IEU: Coaching can help teachers read their classrooms

Good coaching in classroom control can help teachers “read” their class and avoid disciplinary measures, says John Quessy, General Secretary of the NSW/ACT Independent Education Union (AEU).  

Most teachers would know that discipline is not a one-size-fits-all practice. Different children respond to discipline in different ways, which is why the practice of discipline has evolved so much over time.

Following the banning of corporal punishment from most schools, teachers now predominantly use the stepped system to moderate students’ behaviour. Stepped systems involve a series of warnings that increase in severity and which can ultimately lead to a student’s expulsion from school.
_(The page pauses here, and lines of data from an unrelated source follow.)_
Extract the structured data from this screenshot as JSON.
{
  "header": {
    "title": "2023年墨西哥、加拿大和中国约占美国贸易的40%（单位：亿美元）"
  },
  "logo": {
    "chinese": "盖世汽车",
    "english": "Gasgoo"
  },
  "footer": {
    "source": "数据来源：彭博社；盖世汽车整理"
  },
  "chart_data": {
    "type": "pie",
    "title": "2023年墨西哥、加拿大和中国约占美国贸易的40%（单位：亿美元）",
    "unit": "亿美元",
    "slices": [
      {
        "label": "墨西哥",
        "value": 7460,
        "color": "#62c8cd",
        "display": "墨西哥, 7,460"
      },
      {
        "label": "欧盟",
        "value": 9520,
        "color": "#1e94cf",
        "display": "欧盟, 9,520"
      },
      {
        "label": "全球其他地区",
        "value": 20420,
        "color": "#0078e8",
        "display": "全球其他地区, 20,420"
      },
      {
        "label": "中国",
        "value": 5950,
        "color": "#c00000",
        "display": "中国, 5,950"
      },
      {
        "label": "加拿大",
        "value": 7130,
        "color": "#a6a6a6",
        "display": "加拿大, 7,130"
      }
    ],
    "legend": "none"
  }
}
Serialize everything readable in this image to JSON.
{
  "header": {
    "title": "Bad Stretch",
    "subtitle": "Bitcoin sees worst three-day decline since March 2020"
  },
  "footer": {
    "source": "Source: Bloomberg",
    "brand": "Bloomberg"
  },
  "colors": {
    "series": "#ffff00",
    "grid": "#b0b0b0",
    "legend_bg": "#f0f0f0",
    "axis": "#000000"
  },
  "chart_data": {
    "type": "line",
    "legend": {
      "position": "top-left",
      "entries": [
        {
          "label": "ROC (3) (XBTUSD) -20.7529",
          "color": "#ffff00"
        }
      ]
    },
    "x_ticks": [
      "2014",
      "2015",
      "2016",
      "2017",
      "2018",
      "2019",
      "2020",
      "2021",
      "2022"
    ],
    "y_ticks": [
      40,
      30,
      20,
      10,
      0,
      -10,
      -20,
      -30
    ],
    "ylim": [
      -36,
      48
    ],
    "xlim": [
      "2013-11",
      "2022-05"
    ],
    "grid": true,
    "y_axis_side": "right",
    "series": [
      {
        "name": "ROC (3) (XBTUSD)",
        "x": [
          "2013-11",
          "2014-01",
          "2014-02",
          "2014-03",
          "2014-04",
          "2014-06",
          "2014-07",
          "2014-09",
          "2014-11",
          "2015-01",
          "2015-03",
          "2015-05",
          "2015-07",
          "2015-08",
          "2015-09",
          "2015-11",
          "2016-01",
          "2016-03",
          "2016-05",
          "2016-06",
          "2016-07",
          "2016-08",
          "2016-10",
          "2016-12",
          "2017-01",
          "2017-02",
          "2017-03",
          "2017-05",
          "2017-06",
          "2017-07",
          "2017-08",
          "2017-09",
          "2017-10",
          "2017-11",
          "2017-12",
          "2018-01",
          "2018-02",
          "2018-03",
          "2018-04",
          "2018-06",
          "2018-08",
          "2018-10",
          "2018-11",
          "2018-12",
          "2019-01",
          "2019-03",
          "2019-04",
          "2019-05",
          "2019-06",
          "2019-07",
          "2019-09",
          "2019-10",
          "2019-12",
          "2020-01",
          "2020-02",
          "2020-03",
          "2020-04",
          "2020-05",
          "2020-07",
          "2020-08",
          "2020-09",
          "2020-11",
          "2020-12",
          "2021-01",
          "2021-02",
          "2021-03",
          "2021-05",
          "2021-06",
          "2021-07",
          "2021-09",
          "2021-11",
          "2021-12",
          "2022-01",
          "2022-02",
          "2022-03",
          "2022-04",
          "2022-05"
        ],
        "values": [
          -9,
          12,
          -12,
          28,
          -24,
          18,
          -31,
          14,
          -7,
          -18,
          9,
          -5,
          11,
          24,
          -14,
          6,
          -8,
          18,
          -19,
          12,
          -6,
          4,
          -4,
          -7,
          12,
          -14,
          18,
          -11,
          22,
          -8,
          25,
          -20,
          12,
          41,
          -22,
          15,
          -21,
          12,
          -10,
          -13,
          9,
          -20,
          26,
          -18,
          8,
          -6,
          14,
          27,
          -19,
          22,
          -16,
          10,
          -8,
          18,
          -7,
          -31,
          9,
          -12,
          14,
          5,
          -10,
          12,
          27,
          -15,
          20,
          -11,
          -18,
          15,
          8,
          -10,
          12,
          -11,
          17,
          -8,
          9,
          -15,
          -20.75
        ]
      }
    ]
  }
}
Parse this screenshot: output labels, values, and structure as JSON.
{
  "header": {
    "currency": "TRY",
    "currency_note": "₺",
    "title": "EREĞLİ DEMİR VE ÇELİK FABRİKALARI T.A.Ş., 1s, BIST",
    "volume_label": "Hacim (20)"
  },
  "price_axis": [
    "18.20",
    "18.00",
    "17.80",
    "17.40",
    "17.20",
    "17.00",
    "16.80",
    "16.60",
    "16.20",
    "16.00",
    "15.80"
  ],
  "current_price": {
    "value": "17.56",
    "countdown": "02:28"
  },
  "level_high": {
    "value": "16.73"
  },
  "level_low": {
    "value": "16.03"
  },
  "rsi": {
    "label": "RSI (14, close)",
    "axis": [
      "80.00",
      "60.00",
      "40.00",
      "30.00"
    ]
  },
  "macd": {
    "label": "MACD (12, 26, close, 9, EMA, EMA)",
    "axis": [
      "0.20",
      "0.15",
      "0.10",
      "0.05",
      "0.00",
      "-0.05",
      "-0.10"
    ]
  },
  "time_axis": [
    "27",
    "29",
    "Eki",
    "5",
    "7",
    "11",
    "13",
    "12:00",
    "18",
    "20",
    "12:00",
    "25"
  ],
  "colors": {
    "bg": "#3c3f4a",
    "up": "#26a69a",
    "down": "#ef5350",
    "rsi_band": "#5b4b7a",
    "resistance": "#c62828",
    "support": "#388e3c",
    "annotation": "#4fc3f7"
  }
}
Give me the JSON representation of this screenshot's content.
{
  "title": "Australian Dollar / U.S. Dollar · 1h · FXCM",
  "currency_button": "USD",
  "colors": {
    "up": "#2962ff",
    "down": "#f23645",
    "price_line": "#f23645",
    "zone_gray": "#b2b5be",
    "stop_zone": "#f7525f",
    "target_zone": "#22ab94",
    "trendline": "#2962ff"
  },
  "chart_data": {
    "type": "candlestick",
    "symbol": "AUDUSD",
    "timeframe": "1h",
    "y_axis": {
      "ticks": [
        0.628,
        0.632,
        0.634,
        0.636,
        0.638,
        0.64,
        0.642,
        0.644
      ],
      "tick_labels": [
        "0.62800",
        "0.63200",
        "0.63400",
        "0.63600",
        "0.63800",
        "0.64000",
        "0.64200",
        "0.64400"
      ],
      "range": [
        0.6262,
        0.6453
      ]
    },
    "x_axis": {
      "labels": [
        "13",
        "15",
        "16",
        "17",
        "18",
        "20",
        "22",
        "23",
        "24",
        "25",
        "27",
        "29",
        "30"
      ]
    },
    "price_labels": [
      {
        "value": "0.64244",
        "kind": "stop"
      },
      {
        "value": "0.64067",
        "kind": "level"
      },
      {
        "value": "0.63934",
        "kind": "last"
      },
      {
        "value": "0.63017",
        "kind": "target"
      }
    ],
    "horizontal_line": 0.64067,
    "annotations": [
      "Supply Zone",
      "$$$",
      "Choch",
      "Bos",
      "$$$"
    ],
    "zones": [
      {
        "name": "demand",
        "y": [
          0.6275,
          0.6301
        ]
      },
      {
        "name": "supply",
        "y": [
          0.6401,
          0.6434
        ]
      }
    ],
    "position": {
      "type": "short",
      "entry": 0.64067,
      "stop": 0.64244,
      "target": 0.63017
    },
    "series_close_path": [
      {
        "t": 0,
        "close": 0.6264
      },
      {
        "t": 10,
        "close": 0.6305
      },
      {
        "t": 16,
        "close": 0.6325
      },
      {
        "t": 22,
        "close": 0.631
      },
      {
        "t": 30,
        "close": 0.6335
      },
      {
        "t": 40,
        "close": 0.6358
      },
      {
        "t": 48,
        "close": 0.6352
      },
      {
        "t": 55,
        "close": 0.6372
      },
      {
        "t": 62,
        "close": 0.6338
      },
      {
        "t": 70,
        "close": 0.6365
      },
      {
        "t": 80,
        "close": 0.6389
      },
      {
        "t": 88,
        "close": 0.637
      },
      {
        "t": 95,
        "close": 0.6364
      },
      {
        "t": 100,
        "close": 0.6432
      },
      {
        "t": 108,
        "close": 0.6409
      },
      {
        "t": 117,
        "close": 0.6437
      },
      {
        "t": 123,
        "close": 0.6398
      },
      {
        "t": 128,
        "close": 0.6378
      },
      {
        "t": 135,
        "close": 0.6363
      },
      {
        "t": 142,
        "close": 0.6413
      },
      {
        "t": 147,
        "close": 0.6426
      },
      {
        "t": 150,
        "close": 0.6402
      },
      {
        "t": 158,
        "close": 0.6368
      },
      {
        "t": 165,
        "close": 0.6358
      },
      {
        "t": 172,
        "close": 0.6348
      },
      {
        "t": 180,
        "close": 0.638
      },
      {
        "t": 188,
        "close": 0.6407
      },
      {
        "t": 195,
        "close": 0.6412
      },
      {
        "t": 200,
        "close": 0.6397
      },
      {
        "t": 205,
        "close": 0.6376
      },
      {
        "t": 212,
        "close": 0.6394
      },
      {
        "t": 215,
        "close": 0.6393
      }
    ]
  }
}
However, this practice has been shown to make it difficult for the offending students to pick up from where they left off and re-engage with the learning process.

Quessy believes that stepped systems are just one piece of a creative puzzle that can help moderate student behaviour.

“Reward is much more than gold stars,” Quessy told The Educator.

“Stepped sanction can involve many creative interventions before formal warnings and time-outs.”

The Teacher Education Ministerial Advisory Group report recently showed that 85% of teachers indicated that they had used the stepped system during the past week of teaching, yet only 33.3% reported that it was effective.

Quessy said the stepped system itself is not enough and that teachers can benefit from coaches like Glen Pearsall - who ran sessions for the IEU’s early career teacher members in 2014 - to help “read” their classrooms more effectively.

“Students, especially adolescents, are excellent readers of voice, tone and body language, and a good coach can quickly assist teachers to "read" a class and a situation by building skills in these areas of classroom control.

“Initial teacher education would do well to incorporate properly facilitated workshops on classroom dynamics, appropriate intervention and student management,” Quessy said.